Fabric Data Days Monthly is back. Join us on March 26th for two expert-led sessions on 1) Getting Started with Fabric IQ and 2) Mapping & Spacial Analytics in Fabric. Register now
Getting additional rows in tables when overwrite or merge is applied to delta tables that were previously populated using an upsert Copy activity. These additional rows correspond to earlier versions of existing records rather than new or duplicate records. Although the source data does not contain extra rows, historical versions of records persist in the target table after the overwrite operation, resulting in more rows than expected. How can i solve this issue?
Solved! Go to Solution.
Hi,
I’ve seen similar behavior when combining Fabric Copy Upsert patterns with Delta tables, so I wanted to share a production-grade best practice pattern that has worked reliably in enterprise environments.

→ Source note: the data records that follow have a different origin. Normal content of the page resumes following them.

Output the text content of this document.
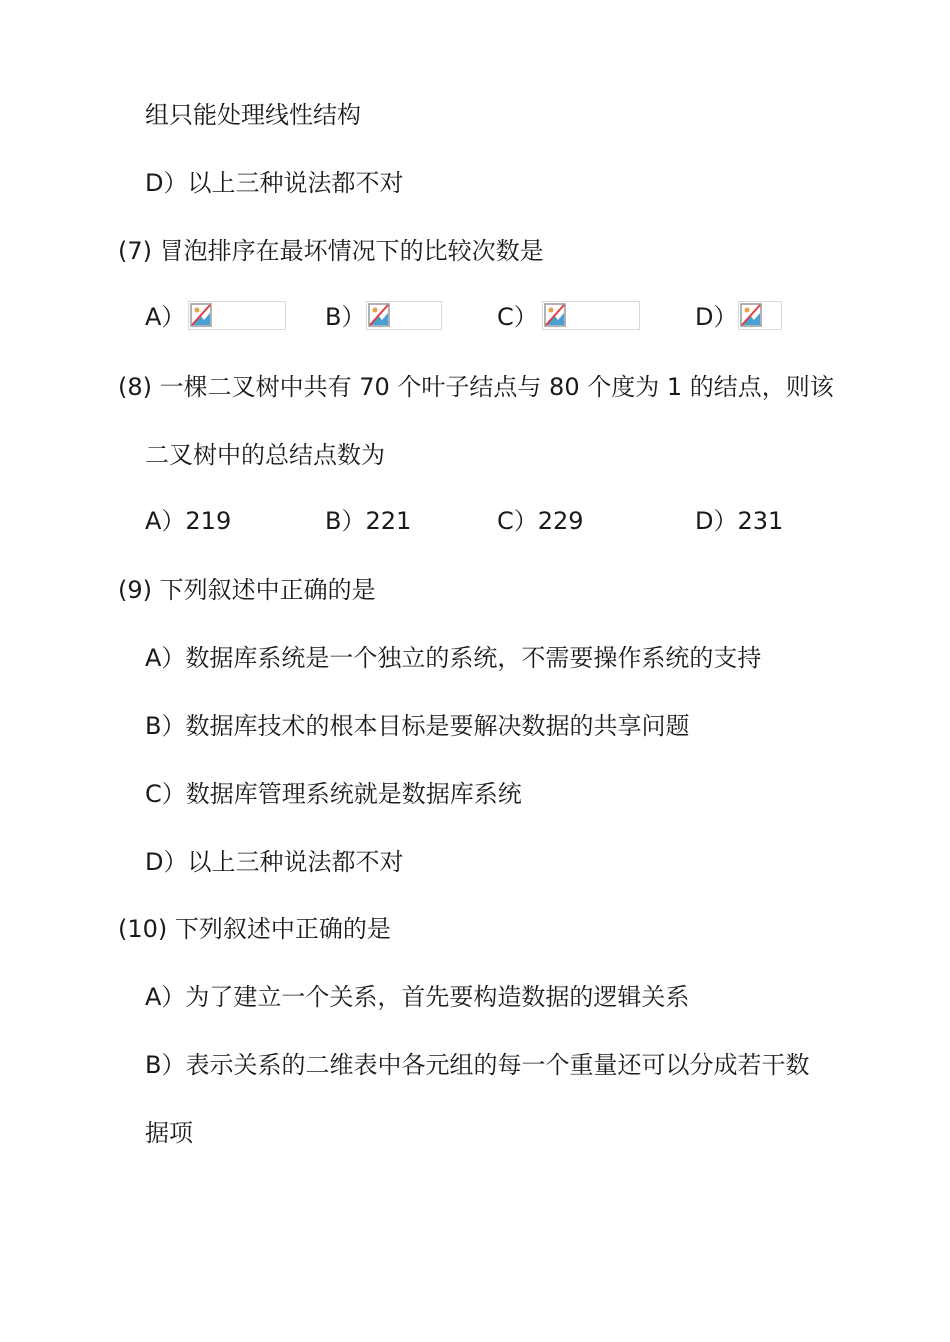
组只能处理线性结构
D）以上三种说法都不对
(7) 冒泡排序在最坏情况下的比较次数是
A）	B）	C）	D）
(8) 一棵二叉树中共有 70 个叶子结点与 80 个度为 1 的结点，则该
二叉树中的总结点数为
A）219	B）221	C）229	D）231
(9) 下列叙述中正确的是
A）数据库系统是一个独立的系统，不需要操作系统的支持
B）数据库技术的根本目标是要解决数据的共享问题
C）数据库管理系统就是数据库系统
D）以上三种说法都不对
(10) 下列叙述中正确的是
A）为了建立一个关系，首先要构造数据的逻辑关系
B）表示关系的二维表中各元组的每一个重量还可以分成若干数
据项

From my experience, the issue is usually not caused by Delta itself, but by the interaction between:
• Copy Activity Upsert behavior
• Delta logical vs physical storage model
• Overwrite semantics (table vs partition vs path)
• Delete handling strategy for incremental pipelines
Delta Lake stores data in two layers:
Logical Layer (Snapshot)
What queries return
Latest valid table state
Physical Layer (Files + Transaction Log)
Multiple parquet versions
Historical files kept for time travel and rollback
So operations like MERGE or OVERWRITE:
✔ Update logical table state
❌ Do NOT immediately delete physical old files
Physical cleanup happens only with VACUUM.
Reference:
https://learn.microsoft.com/en-us/azure/databricks/delta/delta-vacuum
https://learn.microsoft.com/en-us/fabric/data-engineering/lakehouse-and-delta-tables
Pattern:
1️⃣ Copy Activity Upsert → Delta Table
2️⃣ Later MERGE for delete handling
3️⃣ Later Copy OVERWRITE
4️⃣ Row count mismatch appears
Root causes typically are:
• Copy Upsert does not enforce strict primary key uniqueness
• Partition-level overwrite leaves orphaned files
• Merge key mismatch or NULL handling
• Snapshot vs raw path reads
• Incremental + late arriving records
Instead of:
Source → Copy Upsert → Final Table
Use:
Source → Copy Append → Staging Table → MERGE → Final Table
Why:
• Full control of merge logic
• Deterministic delete handling
• No hidden upsert behavior
Reference:
https://learn.microsoft.com/en-us/fabric/data-factory/copy-data-activity
https://learn.microsoft.com/en-us/azure/databricks/delta/merge
MERGE INTO target t USING staging s ON t.pk = s.pk WHEN MATCHED THEN UPDATE SET * WHEN NOT MATCHED THEN INSERT * WHEN NOT MATCHED BY SOURCE THEN DELETE
Important:
✔ Ensure PK uniqueness in staging
✔ Deduplicate staging before merge
✔ Handle NULL keys explicitly
If overwrite is required:
• Prefer table overwrite
• Avoid raw path overwrite
• Avoid mixed partition + merge strategy
Reference:
https://learn.microsoft.com/en-us/fabric/data-engineering/author-execute-notebook
VACUUM is still required — but only for storage cleanup:
Example:
VACUUM table RETAIN 168 HOURS
This:
✔ Keeps 7 days history
✔ Removes obsolete physical files
Reference:
https://learn.microsoft.com/en-us/azure/databricks/delta/vacuum
✔ Verify merge key uniqueness
✔ Verify snapshot vs path query differences
✔ Verify Copy overwrite scope (table vs partition)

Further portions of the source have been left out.